Murray will compete in the doubles draw at Wimbledon with France’s Pierre-Hugues Herbert. If everything works out, the three-time Grand Slam champ could play his older brother Jamie in the third round. Murray isn’t ruling out an eventual return to singles play or paying too much attention to his results. For now, he’s just enjoying the moment.
“If I keep progressing, I would like to try to play singles,” Murray said, according to ESPN’s Simon Cambers. “But I’m just quite happy doing what I’m doing just now and just taking each week as it comes.
“… I know in Australia I didn’t anticipate playing doubles, but I also didn’t anticipate feeling like this and enjoying playing tennis like this, either. We’ll see what happens.”

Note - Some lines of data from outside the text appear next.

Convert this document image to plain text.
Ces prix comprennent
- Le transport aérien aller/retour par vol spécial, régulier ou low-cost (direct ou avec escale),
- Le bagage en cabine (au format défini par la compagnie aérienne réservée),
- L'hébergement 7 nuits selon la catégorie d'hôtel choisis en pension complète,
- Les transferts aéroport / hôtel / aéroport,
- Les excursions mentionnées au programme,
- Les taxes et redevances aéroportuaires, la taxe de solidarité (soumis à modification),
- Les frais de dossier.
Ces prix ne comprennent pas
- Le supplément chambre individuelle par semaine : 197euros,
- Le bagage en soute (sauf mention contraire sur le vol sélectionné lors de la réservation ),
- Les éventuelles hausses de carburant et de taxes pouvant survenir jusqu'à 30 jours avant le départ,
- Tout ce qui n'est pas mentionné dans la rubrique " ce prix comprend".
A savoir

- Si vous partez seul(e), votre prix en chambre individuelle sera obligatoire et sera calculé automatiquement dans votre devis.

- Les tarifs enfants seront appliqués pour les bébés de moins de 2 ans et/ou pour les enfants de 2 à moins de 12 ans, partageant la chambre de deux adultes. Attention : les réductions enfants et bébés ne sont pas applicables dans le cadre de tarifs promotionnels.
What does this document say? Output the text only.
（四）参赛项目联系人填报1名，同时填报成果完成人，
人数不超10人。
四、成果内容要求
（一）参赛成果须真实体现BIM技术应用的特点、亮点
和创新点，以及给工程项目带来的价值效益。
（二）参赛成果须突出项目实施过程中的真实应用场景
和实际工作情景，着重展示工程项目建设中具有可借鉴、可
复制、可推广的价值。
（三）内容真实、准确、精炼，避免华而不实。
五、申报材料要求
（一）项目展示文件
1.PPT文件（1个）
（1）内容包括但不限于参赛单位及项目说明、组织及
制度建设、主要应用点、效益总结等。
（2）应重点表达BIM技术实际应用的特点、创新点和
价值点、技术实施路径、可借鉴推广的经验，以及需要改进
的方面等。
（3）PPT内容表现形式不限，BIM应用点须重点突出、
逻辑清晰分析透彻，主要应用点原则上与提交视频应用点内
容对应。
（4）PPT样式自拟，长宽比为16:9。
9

Barty enters uncharted waters
Ash Barty’s title win at Birmingham completed an improbable journey from former cricketer to world No. 1. The 23-year-old became the first Australian in more than 40 years – and second ever – to sit atop the women’s rankings. Barty didn’t drop a set during the tuneup event and heads into Wimbledon riding a 12-match winning streak. She’ll be Australia’s first top-seeded player at a major since Lleyton Hewitt in 2003.
It will be interesting to see how Barty deals with the pressure of being the hunted instead of the hunter. Osaka was in a similar situation a month ago – seeded No. 1 at a Grand Slam for the very first time – and it got the best of her. Friday’s draw didn’t do Barty any favors. Her quarter features Serena Williams and Angelique Kerber, while two-time Grand Slam champs Svetlana Kuznetsova and Garbine Muguruza potentially await in second and third-round matches, respectively.
There’s no doubt that Barty’s in tough to maintain her new status. But she moves well on grass and has enough variety in her game to excel.
Both the men’s and women’s draws are stocked with plenty of rising stars to keep tabs on. Canada’s Felix Auger-Aliassime is the youngest player within the ATP’s top 25 and has impressively vaulted up the rankings without a single Grand Slam win. The 18-year-old’s breakthrough year carried over to the grass-court season. Auger-Aliassime has reached a final and semifinal in a pair of tournaments preceding Wimbledon. The Montreal native won 94 percent of his service games and fired 133 aces during that span and is poised to make some noise in his second career main draw appearance at a major.
Meanwhile, 17-year-old Amanda Anisimova has made similar waves as the youngest woman within the WTA’s top 30. But unlike Auger-Aliassime, the American teen has already proven to be a legitimate Grand Slam threat. Anisimova made the round of 16 at the Australian Open in January and nearly made last month’s French Open final, having led eventual champion Barty by a set and a break in their semifinal clash. The 25th-seeded Anisimova has got great depth and power on her groundstrokes along with an aggressive style that could set up another deep Grand Slam run.
Coco Gauff is another name to keep an eye on and might already be one of the stories of the tournament. The 15-year-old American became the youngest player in the Open era to qualify for Wimbledon’s main draw. Gauff will square off against her role model, Venus Williams, in a first-round battle of youth vs. experience. To put their age gap into perspective, Williams had won four Grand Slam singles titles before Gauff was even born.
The Atlanta native has steadily built toward this moment. At 13, Gauff became the youngest woman to reach the junior US Open final in 2017, and less than a year later, she came away with the junior French Open title. Gauff has a chance to continue her rapid ascent against one of the very players who inspired her to pick up a tennis racket.